在本申请实施例中,对于一条语音数据,通过语音识别编解码模型后可以 得到多个语音识别结果,每个语音识别结果包括一系列有序的字、词组成,即对于一条语音数据可以得到多条语音识别解码路径。
如图2所示,语音识别解码结果是一个加权有向无环图,图中的每条路径为语音识别解码过程中可选词序列的一种表示,在图2中,圆圈表示一条语音数据经过语音识别解码后的字、词,每条边均设置有一个权重,从最左边到最右边的圆圈具有多条路径,每条路径视为一个语音识别结果。同时,该语音数据样本具有人为标注的、真实的语音识别结果,该真实的语音识别结果为该语音数据样本的第一标签。示例性地,语音内容是:“我是好学生”,在语音识别解码的过程中可能得到如下多个语音识别结果:“握是号学声”,“窝时浩学升”,“卧室好学生”,“我是好学生”。

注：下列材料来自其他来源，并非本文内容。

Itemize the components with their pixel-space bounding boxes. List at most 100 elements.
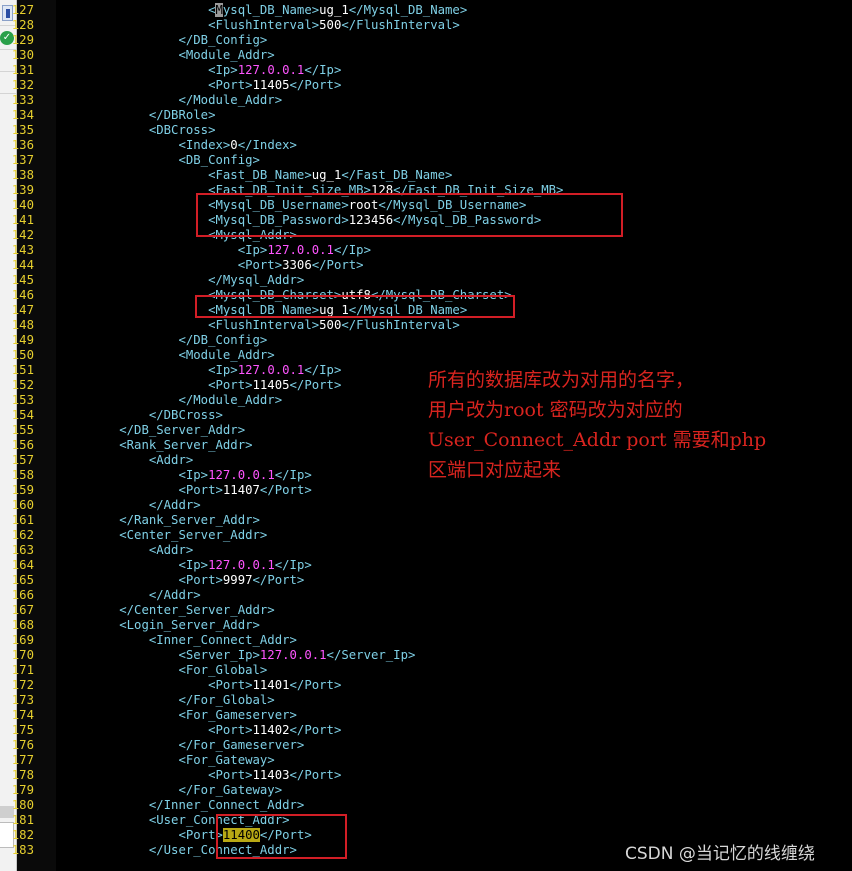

可选地,对于语音数据样本,可以通过Encoder-Decoder(编码-解码)得到语音数据样本的多个语音识别结果,当然,还可以通过其他方式得到语音数据样本的多个语音识别结果,例如,可以通过人工生成的方式得到多个语音识别结果。
在S102中,获取每一个语音识别结果在多个不同语言模型下的多个分数。
在本申请实施例中,语言模型可以构建字符串s的概率分布p(s),p(s)表达了字符串s为一个句子的概率,此处的概率指的是组成字符串的组合,该组合组成的一句话是否是自然语言(人话)的概率。
本申请实施例在获得语音识别结果后,可以将每一种语音识别结果输入多个不同语言模型中得到该语音识别结果的分数,该分数表达了该语音识别结果符合自然语音的概率,可选地,不同的语言模型可以是声学模型、n-gram语言模型和RNNLM模型。
声学模型对声学、语音学、环境的变量、说话人性别、口音等的差异的知识表示,声学模型可以用lstm+ctc训练,得到语音特征到音素的映射。声学模型的任务是给定文字之后发出给到文字语音的概率。
n-gram语言模型是一种基于统计学的语言模型,用来根据前(n-1)个词来预测第n个词,即计算一个句子的概率,亦即计算组成一个句子的一系列词语的概率。
RNNLM模型为通过RNN及其变种网络来训练的语言模型,其任务是通过上文来预测下一个词。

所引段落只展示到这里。